Big Four global heads make top 100 CEO listing

Despite a turbulent year for the Big Four, which saw strong criticism for their executive teams from MPs, the public and the regulators, the CEOs of EY, Deloitte, PWC and KPMG all feature in a new study of the world’s 100 most reputable CEOs

Brand Finance, a brand valuation and strategy consultancy, has rated CEOs according to their ability to be a ‘brand guardian’, with Amazon founder and CEO Jeff Bezos taking top slot. However, the consultancy warns of a potential $10bn loss to the tech company’s brand value if his divorce is mishandled.

The brand guardianship metric scored 0-100 considers multiple inputs reflecting CEOs’ success in marketing investment, stakeholder equity, and business performance.

Toyota’s Akio Toyoda comes second on the list with a 71.6 score, celebrating 10 years at helm of the car manufacturer and having overcome the very public reputational disaster in 2010 as a result of faulty accelerator pedals linked to dozens of deaths and injuries.
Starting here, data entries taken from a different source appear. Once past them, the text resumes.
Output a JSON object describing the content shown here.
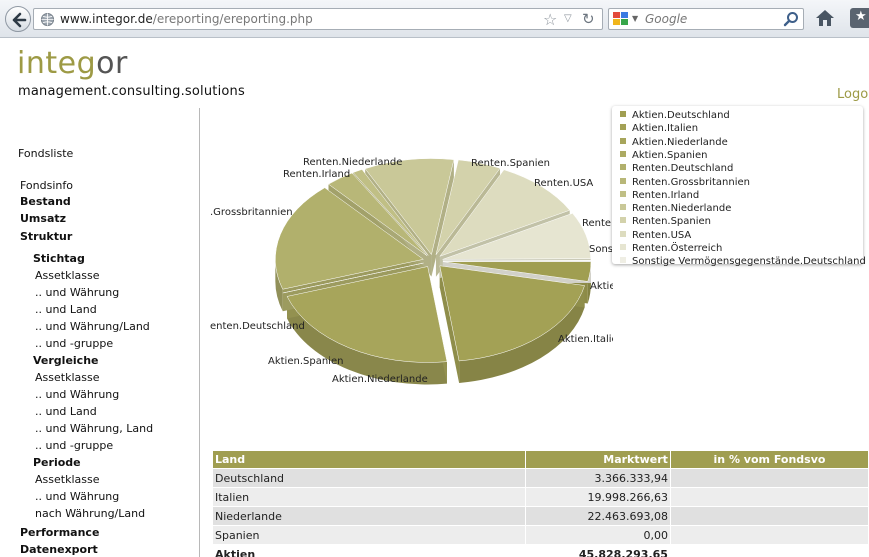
{
  "browser": {
    "url_domain": "www.integor.de",
    "url_path": "/ereporting/ereporting.php",
    "search_provider": "Google"
  },
  "header": {
    "logo_part1": "integ",
    "logo_part2": "or",
    "tagline": "management.consulting.solutions",
    "right_logo": "Logo"
  },
  "sidebar": {
    "fondsliste": "Fondsliste",
    "fondsinfo": "Fondsinfo",
    "bestand": "Bestand",
    "umsatz": "Umsatz",
    "struktur": "Struktur",
    "stichtag": "Stichtag",
    "stichtag_items": [
      "Assetklasse",
      ".. und Währung",
      ".. und Land",
      ".. und Währung/Land",
      ".. und -gruppe"
    ],
    "vergleiche": "Vergleiche",
    "vergleiche_items": [
      "Assetklasse",
      ".. und Währung",
      ".. und Land",
      ".. und Währung, Land",
      ".. und -gruppe"
    ],
    "periode": "Periode",
    "periode_items": [
      "Assetklasse",
      ".. und Währung",
      "nach Währung/Land"
    ],
    "performance": "Performance",
    "datenexport": "Datenexport"
  },
  "chart_data": {
    "type": "pie",
    "slices": [
      {
        "label": "Aktien.Deutschland",
        "value": 3366333.94,
        "color": "#a09e51"
      },
      {
        "label": "Aktien.Italien",
        "value": 19998266.63,
        "color": "#a3a155"
      },
      {
        "label": "Aktien.Niederlande",
        "value": 22463693.08,
        "color": "#a7a55b"
      },
      {
        "label": "Aktien.Spanien",
        "value": 0,
        "color": "#acaa62"
      },
      {
        "label": "Renten.Deutschland",
        "value": 18800000,
        "color": "#b1b06c"
      },
      {
        "label": "Renten.Grossbritannien",
        "value": 3200000,
        "color": "#b8b778"
      },
      {
        "label": "Renten.Irland",
        "value": 1100000,
        "color": "#c0bf85"
      },
      {
        "label": "Renten.Niederlande",
        "value": 10000000,
        "color": "#c9c898"
      },
      {
        "label": "Renten.Spanien",
        "value": 4800000,
        "color": "#d3d2ab"
      },
      {
        "label": "Renten.USA",
        "value": 10100000,
        "color": "#dddcbf"
      },
      {
        "label": "Renten.Österreich",
        "value": 8000000,
        "color": "#e6e5d1"
      },
      {
        "label": "Sonstige Vermögensgegenstände.Deutschland",
        "value": 120000,
        "color": "#efeee4"
      }
    ],
    "visible_labels": {
      "aktien_deutschland": "Aktien.Deutschland",
      "aktien_italien": "Aktien.Italien",
      "aktien_niederlande": "Aktien.Niederlande",
      "aktien_spanien": "Aktien.Spanien",
      "renten_deutschland": "enten.Deutschland",
      "renten_gb": ".Grossbritannien",
      "renten_irland": "Renten.Irland",
      "renten_niederlande": "Renten.Niederlande",
      "renten_spanien": "Renten.Spanien",
      "renten_usa": "Renten.USA",
      "renten_oe": "Renten",
      "sonstige": "Sons"
    }
  },
  "table": {
    "headers": [
      "Land",
      "Marktwert",
      "in % vom Fondsvo"
    ],
    "rows": [
      [
        "Deutschland",
        "3.366.333,94",
        ""
      ],
      [
        "Italien",
        "19.998.266,63",
        ""
      ],
      [
        "Niederlande",
        "22.463.693,08",
        ""
      ],
      [
        "Spanien",
        "0,00",
        ""
      ]
    ],
    "summary": [
      "Aktien",
      "45.828.293,65",
      ""
    ]
  }
}
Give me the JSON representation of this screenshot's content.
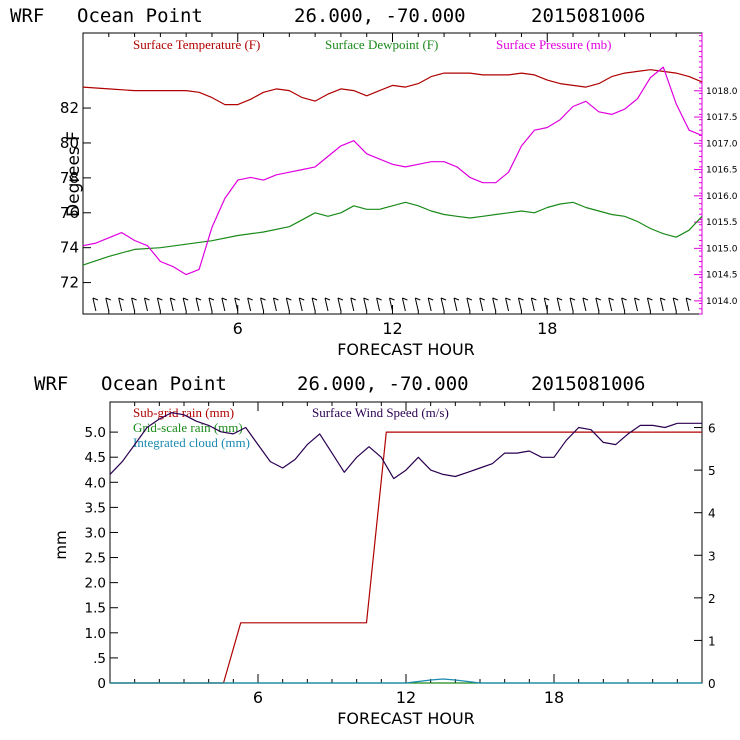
{
  "chart_data": [
    {
      "type": "line",
      "header": {
        "model": "WRF",
        "location": "Ocean Point",
        "coords": "26.000, -70.000",
        "init": "2015081006"
      },
      "title": "WRF   Ocean Point   26.000, -70.000  2015081006",
      "xlabel": "FORECAST HOUR",
      "ylabel": "Degrees F",
      "xlim": [
        0,
        24
      ],
      "ylim": [
        70.2,
        86.3
      ],
      "y2lim": [
        1013.75,
        1019.1
      ],
      "x_ticks": [
        6,
        12,
        18
      ],
      "y_ticks": [
        72,
        74,
        76,
        78,
        80,
        82
      ],
      "y2_ticks": [
        "1014.0",
        "1014.5",
        "1015.0",
        "1015.5",
        "1016.0",
        "1016.5",
        "1017.0",
        "1017.5",
        "1018.0"
      ],
      "legend": [
        {
          "label": "Surface Temperature (F)",
          "color": "#b00000"
        },
        {
          "label": "Surface Dewpoint (F)",
          "color": "#1a8a1a"
        },
        {
          "label": "Surface Pressure (mb)",
          "color": "#e000e0"
        }
      ],
      "series": [
        {
          "name": "Surface Temperature (F)",
          "axis": "left",
          "color": "#b00000",
          "x": [
            0,
            1,
            2,
            3,
            4,
            4.5,
            5,
            5.5,
            6,
            6.5,
            7,
            7.5,
            8,
            8.5,
            9,
            9.5,
            10,
            10.5,
            11,
            11.5,
            12,
            12.5,
            13,
            13.5,
            14,
            14.5,
            15,
            15.5,
            16,
            16.5,
            17,
            17.5,
            18,
            18.5,
            19,
            19.5,
            20,
            20.5,
            21,
            21.5,
            22,
            22.5,
            23,
            23.5,
            24
          ],
          "values": [
            83.2,
            83.1,
            83.0,
            83.0,
            83.0,
            82.9,
            82.6,
            82.2,
            82.2,
            82.5,
            82.9,
            83.1,
            83.0,
            82.6,
            82.4,
            82.8,
            83.1,
            83.0,
            82.7,
            83.0,
            83.3,
            83.2,
            83.4,
            83.8,
            84.0,
            84.0,
            84.0,
            83.9,
            83.9,
            83.9,
            84.0,
            83.9,
            83.6,
            83.4,
            83.3,
            83.2,
            83.4,
            83.8,
            84.0,
            84.1,
            84.2,
            84.1,
            84.0,
            83.8,
            83.5
          ]
        },
        {
          "name": "Surface Dewpoint (F)",
          "axis": "left",
          "color": "#1a8a1a",
          "x": [
            0,
            1,
            2,
            3,
            4,
            5,
            6,
            7,
            8,
            8.5,
            9,
            9.5,
            10,
            10.5,
            11,
            11.5,
            12,
            12.5,
            13,
            13.5,
            14,
            14.5,
            15,
            15.5,
            16,
            16.5,
            17,
            17.5,
            18,
            18.5,
            19,
            19.5,
            20,
            20.5,
            21,
            21.5,
            22,
            22.5,
            23,
            23.5,
            24
          ],
          "values": [
            73.0,
            73.5,
            73.9,
            74.0,
            74.2,
            74.4,
            74.7,
            74.9,
            75.2,
            75.6,
            76.0,
            75.8,
            76.0,
            76.4,
            76.2,
            76.2,
            76.4,
            76.6,
            76.4,
            76.1,
            75.9,
            75.8,
            75.7,
            75.8,
            75.9,
            76.0,
            76.1,
            76.0,
            76.3,
            76.5,
            76.6,
            76.3,
            76.1,
            75.9,
            75.8,
            75.5,
            75.1,
            74.8,
            74.6,
            75.0,
            75.8
          ]
        },
        {
          "name": "Surface Pressure (mb)",
          "axis": "right",
          "color": "#e000e0",
          "x": [
            0,
            0.5,
            1,
            1.5,
            2,
            2.5,
            3,
            3.5,
            4,
            4.5,
            5,
            5.5,
            6,
            6.5,
            7,
            7.5,
            8,
            8.5,
            9,
            9.5,
            10,
            10.5,
            11,
            11.5,
            12,
            12.5,
            13,
            13.5,
            14,
            14.5,
            15,
            15.5,
            16,
            16.5,
            17,
            17.5,
            18,
            18.5,
            19,
            19.5,
            20,
            20.5,
            21,
            21.5,
            22,
            22.5,
            23,
            23.5,
            24
          ],
          "values": [
            1015.05,
            1015.1,
            1015.2,
            1015.3,
            1015.15,
            1015.05,
            1014.75,
            1014.65,
            1014.5,
            1014.6,
            1015.4,
            1015.95,
            1016.3,
            1016.35,
            1016.3,
            1016.4,
            1016.45,
            1016.5,
            1016.55,
            1016.75,
            1016.95,
            1017.05,
            1016.8,
            1016.7,
            1016.6,
            1016.55,
            1016.6,
            1016.65,
            1016.65,
            1016.55,
            1016.35,
            1016.25,
            1016.25,
            1016.45,
            1016.95,
            1017.25,
            1017.3,
            1017.45,
            1017.7,
            1017.8,
            1017.6,
            1017.55,
            1017.65,
            1017.85,
            1018.25,
            1018.45,
            1017.75,
            1017.25,
            1017.15
          ]
        }
      ]
    },
    {
      "type": "line",
      "header": {
        "model": "WRF",
        "location": "Ocean Point",
        "coords": "26.000, -70.000",
        "init": "2015081006"
      },
      "title": "WRF   Ocean Point   26.000, -70.000  2015081006",
      "xlabel": "FORECAST HOUR",
      "ylabel": "mm",
      "xlim": [
        0,
        24
      ],
      "ylim": [
        0,
        5.6
      ],
      "y2lim": [
        0,
        6.6
      ],
      "x_ticks": [
        6,
        12,
        18
      ],
      "y_ticks": [
        "0",
        ".5",
        "1.0",
        "1.5",
        "2.0",
        "2.5",
        "3.0",
        "3.5",
        "4.0",
        "4.5",
        "5.0"
      ],
      "y2_ticks": [
        "0",
        "1",
        "2",
        "3",
        "4",
        "5",
        "6"
      ],
      "legend": [
        {
          "label": "Sub-grid rain (mm)",
          "color": "#b00000"
        },
        {
          "label": "Surface Wind Speed (m/s)",
          "color": "#2a0050"
        },
        {
          "label": "Grid-scale rain (mm)",
          "color": "#1a8a1a"
        },
        {
          "label": "Integrated cloud (mm)",
          "color": "#1a8ab0"
        }
      ],
      "series": [
        {
          "name": "Sub-grid rain (mm)",
          "axis": "left",
          "color": "#b00000",
          "x": [
            0,
            4.6,
            5.3,
            10.4,
            11.2,
            24
          ],
          "values": [
            0,
            0,
            1.2,
            1.2,
            5.0,
            5.0
          ]
        },
        {
          "name": "Surface Wind Speed (m/s)",
          "axis": "right",
          "color": "#2a0050",
          "x": [
            0,
            0.5,
            1,
            1.5,
            2,
            2.5,
            3,
            3.5,
            4,
            4.5,
            5,
            5.5,
            6,
            6.5,
            7,
            7.5,
            8,
            8.5,
            9,
            9.5,
            10,
            10.5,
            11,
            11.5,
            12,
            12.5,
            13,
            13.5,
            14,
            14.5,
            15,
            15.5,
            16,
            16.5,
            17,
            17.5,
            18,
            18.5,
            19,
            19.5,
            20,
            20.5,
            21,
            21.5,
            22,
            22.5,
            23,
            23.5,
            24
          ],
          "values": [
            4.9,
            5.2,
            5.6,
            6.0,
            6.2,
            6.35,
            6.3,
            6.15,
            6.05,
            5.9,
            5.85,
            6.0,
            5.6,
            5.2,
            5.05,
            5.25,
            5.6,
            5.85,
            5.4,
            4.95,
            5.3,
            5.55,
            5.3,
            4.8,
            5.0,
            5.3,
            5.0,
            4.9,
            4.85,
            4.95,
            5.05,
            5.15,
            5.4,
            5.4,
            5.45,
            5.3,
            5.3,
            5.7,
            6.0,
            5.95,
            5.65,
            5.6,
            5.85,
            6.05,
            6.05,
            6.0,
            6.1,
            6.1,
            6.1
          ]
        },
        {
          "name": "Grid-scale rain (mm)",
          "axis": "left",
          "color": "#1a8a1a",
          "x": [
            0,
            24
          ],
          "values": [
            0,
            0
          ]
        },
        {
          "name": "Integrated cloud (mm)",
          "axis": "left",
          "color": "#1a8ab0",
          "x": [
            0,
            12,
            12.5,
            13,
            13.5,
            14,
            14.5,
            15,
            24
          ],
          "values": [
            0,
            0,
            0.03,
            0.06,
            0.08,
            0.06,
            0.03,
            0,
            0
          ]
        }
      ]
    }
  ]
}
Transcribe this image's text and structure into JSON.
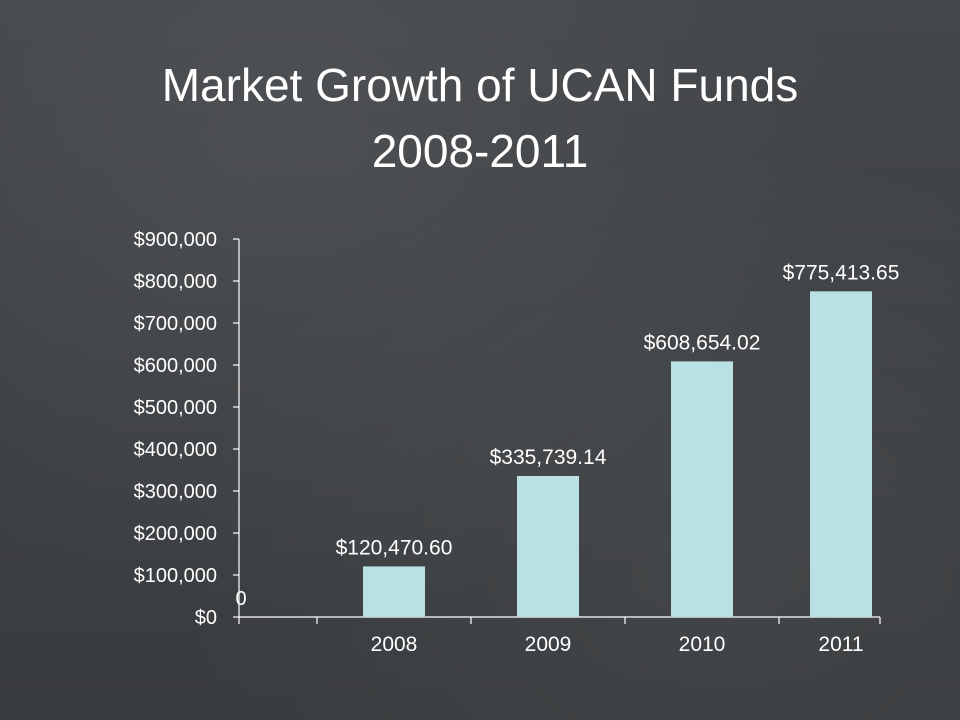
{
  "title": {
    "line1": "Market Growth of UCAN Funds",
    "line2": "2008-2011"
  },
  "chart_data": {
    "type": "bar",
    "categories": [
      "2008",
      "2009",
      "2010",
      "2011"
    ],
    "values": [
      120470.6,
      335739.14,
      608654.02,
      775413.65
    ],
    "data_labels": [
      "$120,470.60",
      "$335,739.14",
      "$608,654.02",
      "$775,413.65"
    ],
    "ylim": [
      0,
      900000
    ],
    "y_ticks": [
      "$0",
      "$100,000",
      "$200,000",
      "$300,000",
      "$400,000",
      "$500,000",
      "$600,000",
      "$700,000",
      "$800,000",
      "$900,000"
    ],
    "y_tick_values": [
      0,
      100000,
      200000,
      300000,
      400000,
      500000,
      600000,
      700000,
      800000,
      900000
    ],
    "annotation": "0",
    "xlabel": "",
    "ylabel": "",
    "bar_color": "#b9e0e2",
    "axis_color": "#ffffff",
    "grid": false
  }
}
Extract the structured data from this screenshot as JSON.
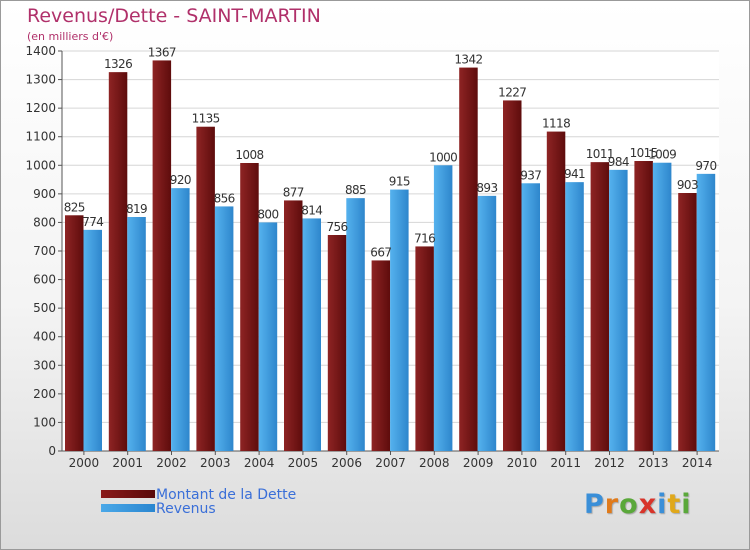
{
  "chart_data": {
    "type": "bar",
    "title": "Revenus/Dette - SAINT-MARTIN",
    "subtitle": "(en milliers d'€)",
    "categories": [
      "2000",
      "2001",
      "2002",
      "2003",
      "2004",
      "2005",
      "2006",
      "2007",
      "2008",
      "2009",
      "2010",
      "2011",
      "2012",
      "2013",
      "2014"
    ],
    "series": [
      {
        "name": "Montant de la Dette",
        "color": "#7a1a1a",
        "values": [
          825,
          1326,
          1367,
          1135,
          1008,
          877,
          756,
          667,
          716,
          1342,
          1227,
          1118,
          1011,
          1015,
          903
        ]
      },
      {
        "name": "Revenus",
        "color": "#3a9ae0",
        "values": [
          774,
          819,
          920,
          856,
          800,
          814,
          885,
          915,
          1000,
          893,
          937,
          941,
          984,
          1009,
          970
        ]
      }
    ],
    "ylim": [
      0,
      1400
    ],
    "yticks": [
      0,
      100,
      200,
      300,
      400,
      500,
      600,
      700,
      800,
      900,
      1000,
      1100,
      1200,
      1300,
      1400
    ],
    "grid": true,
    "legend_position": "bottom-left"
  },
  "logo": {
    "letters": [
      "P",
      "r",
      "o",
      "x",
      "i",
      "t",
      "i"
    ],
    "colors": [
      "#3a8fd8",
      "#e07a1a",
      "#5aa83a",
      "#d8342a",
      "#3a8fd8",
      "#e0a81a",
      "#5aa83a"
    ]
  }
}
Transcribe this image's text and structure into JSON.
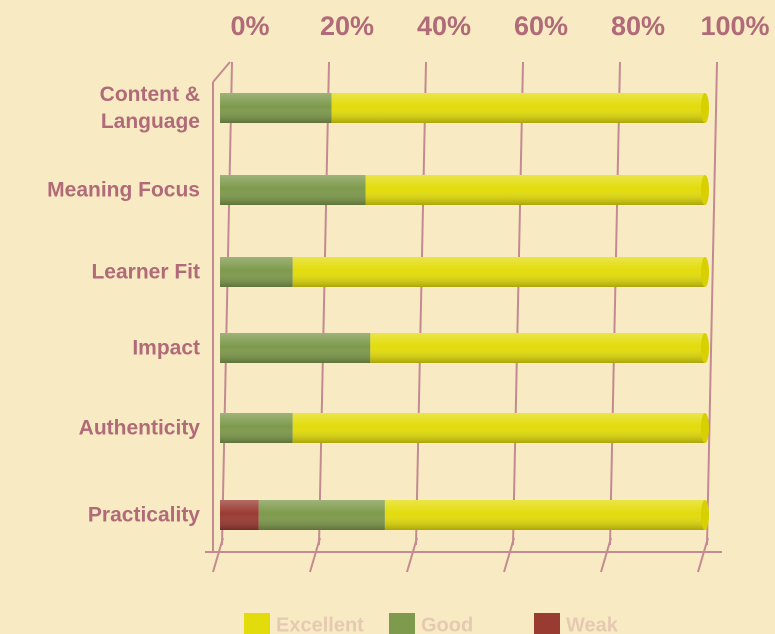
{
  "chart_data": {
    "type": "stacked_barh",
    "categories": [
      "Content & Language",
      "Meaning Focus",
      "Learner Fit",
      "Impact",
      "Authenticity",
      "Practicality"
    ],
    "series": [
      {
        "name": "Excellent",
        "color": "#e3dc0c",
        "values": [
          77,
          70,
          85,
          69,
          85,
          66
        ]
      },
      {
        "name": "Good",
        "color": "#7e9a4c",
        "values": [
          23,
          30,
          15,
          31,
          15,
          26
        ]
      },
      {
        "name": "Weak",
        "color": "#9a3b32",
        "values": [
          0,
          0,
          0,
          0,
          0,
          8
        ]
      }
    ],
    "xlim": [
      0,
      100
    ],
    "xticks": [
      {
        "value": 0,
        "label": "0%"
      },
      {
        "value": 20,
        "label": "20%"
      },
      {
        "value": 40,
        "label": "40%"
      },
      {
        "value": 60,
        "label": "60%"
      },
      {
        "value": 80,
        "label": "80%"
      },
      {
        "value": 100,
        "label": "100%"
      }
    ],
    "grid": true
  }
}
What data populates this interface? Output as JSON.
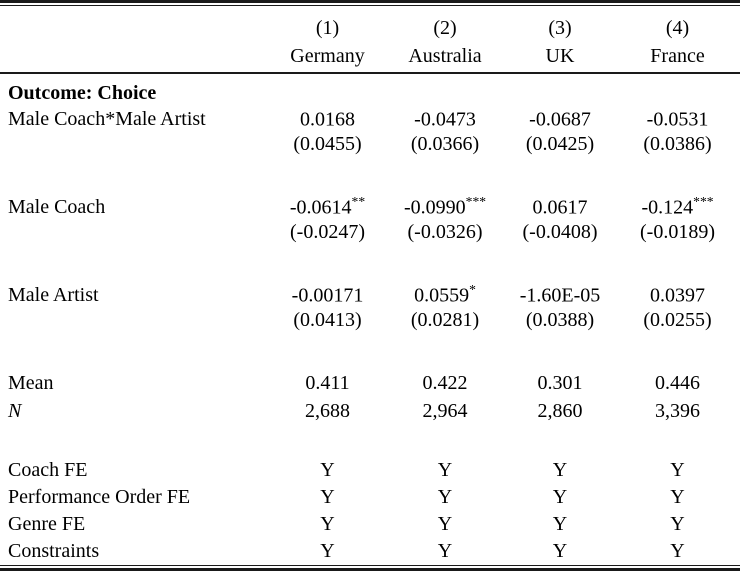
{
  "header": {
    "numbers": [
      "(1)",
      "(2)",
      "(3)",
      "(4)"
    ],
    "countries": [
      "Germany",
      "Australia",
      "UK",
      "France"
    ]
  },
  "section_title": "Outcome: Choice",
  "coefficients": [
    {
      "label": "Male Coach*Male Artist",
      "estimates": [
        "0.0168",
        "-0.0473",
        "-0.0687",
        "-0.0531"
      ],
      "stars": [
        "",
        "",
        "",
        ""
      ],
      "std_errors": [
        "(0.0455)",
        "(0.0366)",
        "(0.0425)",
        "(0.0386)"
      ]
    },
    {
      "label": "Male Coach",
      "estimates": [
        "-0.0614",
        "-0.0990",
        "0.0617",
        "-0.124"
      ],
      "stars": [
        "**",
        "***",
        "",
        "***"
      ],
      "std_errors": [
        "(-0.0247)",
        "(-0.0326)",
        "(-0.0408)",
        "(-0.0189)"
      ]
    },
    {
      "label": "Male Artist",
      "estimates": [
        "-0.00171",
        "0.0559",
        "-1.60E-05",
        "0.0397"
      ],
      "stars": [
        "",
        "*",
        "",
        ""
      ],
      "std_errors": [
        "(0.0413)",
        "(0.0281)",
        "(0.0388)",
        "(0.0255)"
      ]
    }
  ],
  "statistics": [
    {
      "label": "Mean",
      "values": [
        "0.411",
        "0.422",
        "0.301",
        "0.446"
      ]
    },
    {
      "label": "N",
      "values": [
        "2,688",
        "2,964",
        "2,860",
        "3,396"
      ]
    }
  ],
  "fixed_effects": [
    {
      "label": "Coach FE",
      "values": [
        "Y",
        "Y",
        "Y",
        "Y"
      ]
    },
    {
      "label": "Performance Order FE",
      "values": [
        "Y",
        "Y",
        "Y",
        "Y"
      ]
    },
    {
      "label": "Genre FE",
      "values": [
        "Y",
        "Y",
        "Y",
        "Y"
      ]
    },
    {
      "label": "Constraints",
      "values": [
        "Y",
        "Y",
        "Y",
        "Y"
      ]
    }
  ]
}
Brit Tim Cook, who is credited with upholding Steve Jobs’ legacy at Apple, holds fourth place. Half of the top ten in the list are from tech companies, but Google CEO Sundar Pichai does not make the cut, ranked 13th, after seeing his reputation dented by a recent Congress hearing. Similarly, Facebook CEO Mark Zuckerberg is at number 16, reflecting concerns about the social platform’s role in spreading ‘fake news’.

Mark Weinberger of EY is the highest ranked of the Big Four leaders, at number 43 and with a combined brand score of 48.6. Deloitte’s Punjit Renjen is at 48 with a score of 47.7, followed by Bob Moritz of PwC at 53 with a 47.4 score. KPMG’s Lynne Doughtie, one of only three women on the listing, is placed at 73 and scored at 44.3.

David Haigh, CEO of Brand Finance, said: ‘Developing a strong brand is now more important than ever, not only for commercial success, but for longevity of the relationship between a brand and its stakeholders.

‘The role of the chief executive officer has totally evolved as we navigate the era of personality CEOs where public scrutiny is equal to that of a celebrity figure. It is no longer enough to have a vision for the brand’s future. It is about forging an authentic public profile and reacting earnestly to reputational crises – especially as customers become more discerning in their experiences and expectations.

‘This new research shines a spotlight on those CEOs who are succeeding in building brand resilience and safeguarding brand value.’

Of the 100 CEOs who are ranked, 37% lead US-based companies while 22% come from China.

Some have held the top executive position for decades - the world’s third most reputable CEO, Bernard Arnault of Moët Hennessy Louis Vuitton SE, (LVMH) has been leading the French luxury goods conglomerate for the last 30 years.

Softbank’s Masayoshi Son is the longest-serving CEO in the ranking, having managed the brand since its foundation in 1981, and is placed at number 69.

Newly appointed CEOs also feature including Uber’s Dara Khosrowshahi. Brand Finance says that despite having only taken the reigns at the cab-booking app in late 2017, he has, in such a short span of time, also forged a reputation as a trusted leader, ranked 38th with a Brand Guardianship Index score of 50.1 out of 100.

The full report is scheduled for release on 22January at a World Economic Forum event in Davos discussing the role of CEOs in shaping brands and reputation.